I don't know how I feel about this book except to say that I liked it. Anne Wareham is clearly an outsider artist whose garden, Veddew, is her canvas. I've always liked outsiders, folks who are a little bit different. I can't help but admire the effort she has put into this book to help readers understand how she views the gardening world. Even though she is on the inside of that world, she's in a little bubble within it trying to push her way out to make everyone see. To see what? That landscape design can indeed be more than the sum of its parts. That it can be Art.

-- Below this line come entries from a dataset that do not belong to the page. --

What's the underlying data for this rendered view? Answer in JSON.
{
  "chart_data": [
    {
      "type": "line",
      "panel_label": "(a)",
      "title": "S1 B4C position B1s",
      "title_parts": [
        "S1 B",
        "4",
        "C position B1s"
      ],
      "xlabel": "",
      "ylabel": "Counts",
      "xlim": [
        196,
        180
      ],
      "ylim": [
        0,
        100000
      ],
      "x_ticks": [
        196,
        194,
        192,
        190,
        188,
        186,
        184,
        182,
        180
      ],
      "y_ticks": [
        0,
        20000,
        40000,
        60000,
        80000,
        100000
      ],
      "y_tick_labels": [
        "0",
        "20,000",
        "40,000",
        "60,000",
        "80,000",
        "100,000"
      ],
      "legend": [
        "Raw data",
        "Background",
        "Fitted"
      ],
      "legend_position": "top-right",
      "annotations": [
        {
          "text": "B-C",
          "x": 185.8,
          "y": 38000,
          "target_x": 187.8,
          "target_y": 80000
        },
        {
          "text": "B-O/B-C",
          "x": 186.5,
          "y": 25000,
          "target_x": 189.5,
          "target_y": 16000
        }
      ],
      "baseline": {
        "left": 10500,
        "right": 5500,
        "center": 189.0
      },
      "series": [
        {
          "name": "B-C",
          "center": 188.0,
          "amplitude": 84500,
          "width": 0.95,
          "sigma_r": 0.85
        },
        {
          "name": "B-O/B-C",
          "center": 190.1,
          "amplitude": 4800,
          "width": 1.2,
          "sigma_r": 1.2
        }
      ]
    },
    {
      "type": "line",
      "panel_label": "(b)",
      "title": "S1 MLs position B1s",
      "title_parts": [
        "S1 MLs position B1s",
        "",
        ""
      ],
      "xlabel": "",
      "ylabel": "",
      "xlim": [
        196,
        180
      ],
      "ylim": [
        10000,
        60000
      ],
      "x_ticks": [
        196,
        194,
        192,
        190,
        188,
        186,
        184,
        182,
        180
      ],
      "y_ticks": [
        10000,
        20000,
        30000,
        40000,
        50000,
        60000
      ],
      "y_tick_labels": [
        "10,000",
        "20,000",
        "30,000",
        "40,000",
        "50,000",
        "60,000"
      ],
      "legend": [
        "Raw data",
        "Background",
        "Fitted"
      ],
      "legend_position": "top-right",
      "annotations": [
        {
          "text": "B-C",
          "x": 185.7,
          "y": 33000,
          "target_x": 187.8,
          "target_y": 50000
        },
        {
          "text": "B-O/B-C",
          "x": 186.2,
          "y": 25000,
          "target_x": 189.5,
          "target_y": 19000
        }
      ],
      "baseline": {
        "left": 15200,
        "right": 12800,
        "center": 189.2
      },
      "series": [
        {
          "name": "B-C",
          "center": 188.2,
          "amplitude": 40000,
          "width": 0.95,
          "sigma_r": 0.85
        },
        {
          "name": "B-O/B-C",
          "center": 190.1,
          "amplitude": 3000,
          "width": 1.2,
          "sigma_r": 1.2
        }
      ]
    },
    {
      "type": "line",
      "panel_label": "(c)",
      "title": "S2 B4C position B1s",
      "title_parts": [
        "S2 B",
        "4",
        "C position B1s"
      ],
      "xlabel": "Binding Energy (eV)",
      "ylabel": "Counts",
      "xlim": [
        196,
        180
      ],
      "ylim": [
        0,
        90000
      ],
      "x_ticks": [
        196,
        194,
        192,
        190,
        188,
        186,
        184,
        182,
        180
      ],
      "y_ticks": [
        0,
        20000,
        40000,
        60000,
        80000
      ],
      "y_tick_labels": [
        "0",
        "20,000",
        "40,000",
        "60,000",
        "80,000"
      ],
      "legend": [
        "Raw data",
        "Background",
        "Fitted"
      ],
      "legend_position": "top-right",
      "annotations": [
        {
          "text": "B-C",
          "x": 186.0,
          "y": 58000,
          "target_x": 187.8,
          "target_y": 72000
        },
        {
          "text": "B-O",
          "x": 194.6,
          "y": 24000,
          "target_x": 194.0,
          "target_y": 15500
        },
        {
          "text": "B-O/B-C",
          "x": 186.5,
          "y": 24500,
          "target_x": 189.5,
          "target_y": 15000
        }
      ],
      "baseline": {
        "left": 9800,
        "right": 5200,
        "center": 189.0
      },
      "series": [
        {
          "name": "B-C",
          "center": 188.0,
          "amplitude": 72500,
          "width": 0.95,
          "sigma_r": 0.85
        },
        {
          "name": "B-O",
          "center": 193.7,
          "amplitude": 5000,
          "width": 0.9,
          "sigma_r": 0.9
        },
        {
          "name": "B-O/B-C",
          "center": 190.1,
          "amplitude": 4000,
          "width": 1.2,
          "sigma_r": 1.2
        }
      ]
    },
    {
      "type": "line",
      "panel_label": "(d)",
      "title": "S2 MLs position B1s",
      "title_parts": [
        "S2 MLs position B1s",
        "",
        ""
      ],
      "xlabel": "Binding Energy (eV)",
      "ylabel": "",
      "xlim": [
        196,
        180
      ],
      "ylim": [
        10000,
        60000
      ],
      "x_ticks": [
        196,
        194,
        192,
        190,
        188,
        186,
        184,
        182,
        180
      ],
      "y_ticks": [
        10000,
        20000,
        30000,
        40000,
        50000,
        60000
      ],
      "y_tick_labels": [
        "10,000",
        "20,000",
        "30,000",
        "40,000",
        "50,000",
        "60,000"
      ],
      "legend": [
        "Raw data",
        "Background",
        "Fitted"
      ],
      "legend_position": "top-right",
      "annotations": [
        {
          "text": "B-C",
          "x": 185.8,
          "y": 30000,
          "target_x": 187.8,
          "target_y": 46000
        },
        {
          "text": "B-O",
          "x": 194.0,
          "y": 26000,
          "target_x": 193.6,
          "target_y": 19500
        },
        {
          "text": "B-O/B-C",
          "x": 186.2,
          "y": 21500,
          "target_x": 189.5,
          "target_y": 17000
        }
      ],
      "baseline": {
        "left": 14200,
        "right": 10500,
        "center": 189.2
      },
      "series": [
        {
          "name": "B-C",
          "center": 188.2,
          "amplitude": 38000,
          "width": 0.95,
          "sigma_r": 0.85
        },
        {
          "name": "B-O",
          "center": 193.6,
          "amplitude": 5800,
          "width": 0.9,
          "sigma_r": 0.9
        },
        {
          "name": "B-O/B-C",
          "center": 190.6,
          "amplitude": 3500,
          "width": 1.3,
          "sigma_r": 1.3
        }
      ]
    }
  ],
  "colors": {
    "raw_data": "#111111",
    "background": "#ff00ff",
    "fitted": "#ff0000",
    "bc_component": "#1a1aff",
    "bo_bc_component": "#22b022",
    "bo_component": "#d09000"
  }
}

Through a collection of eclectic garden essays she draws the reader in with controversial and sometimes contradictory thoughts and questions. Don't be fooled by the disheartening title which is a play on Christopher Lloyd's The Well-Tempered Garden. It's a thought provoking read. Anne throws down the gauntlet, challenging folks to take gardens to a higher level. But which folks? I don't think this book was written for me. This call to arms is for those folks in the landscape design industry and for those who can afford to be patrons of the arts.
Is it art or is craft?
Making the argument that landscape design should be dragged up to the category of Art is a tough one. Anne makes lots of good points about it in her book but I'm left with more questions than answers. Landscape Designing implies creating something for money. Can a garden be art if paying clients are allowed to make changes to the final object? Can it be art if the end result is to please a client not to please the artist or to create meaning? Does meaning matter if the clients are satisfied?
And what about Art? I've always thought that art is an object that can evoke emotion. Something whose meaning transcends its components. Is it art if it has to be explained? Is the story important? Is a show garden art if it has a financial sponsor? Can a private garden be art if no one ever sees it but the creator?
Because I make plush and am deeply embedded in the plush world, I'll provide an analogy that fits within that world. There are varying levels of plush making from toys to art objects. Soft toys are usually more simple forms of plush whose purpose is to entertain. Plush art objects are created to view rather than be played with and they often have a meaning that transcends the object.
Take this toy for example:
Kids of all ages can play with it and be entertained.
Now take a look at this art object:
This plush trailer is one of a kind. It was created out of a need to express a part of a painful history. My painful history. But would this Plush Trailer mean the same thing if I hadn't produced this essay explaining why I created it? I doubt it. Probably it would just be some groovy plush thing no one had ever made before. It's the meaning that matters. Perhaps that's what Anne is trying to get across in her book. But still I don't call myself a Plush Artist only a lowly plush maker.
Anne's book feels like many details all mixed up together. But the muddle has a clear destination: an evocation of emotion. It's not about the hard and fast rules of three of this kind of shrub and four of those perennials mixed together. The pieces almost don't matter so long as the end emotional result is achieved. Perhaps Anne is simply too far ahead of her time. And perhaps the world will look back much, much later and realize it.
Or maybe I've got the meaning all wrong. I'm coming at this collection of essays with my own emotional baggage and having heard nothing what so ever of Anne Wareham. I am, after all, one of the little people. I'm neither landscape designer nor gardening artist. I don't work in the horticultural industry at all. I don't even belong to any horticultural groups or societies. I'm only one lone, newish gardener seeking to learn all I can to achieve my ultimate goal, to surround myself with something beautiful.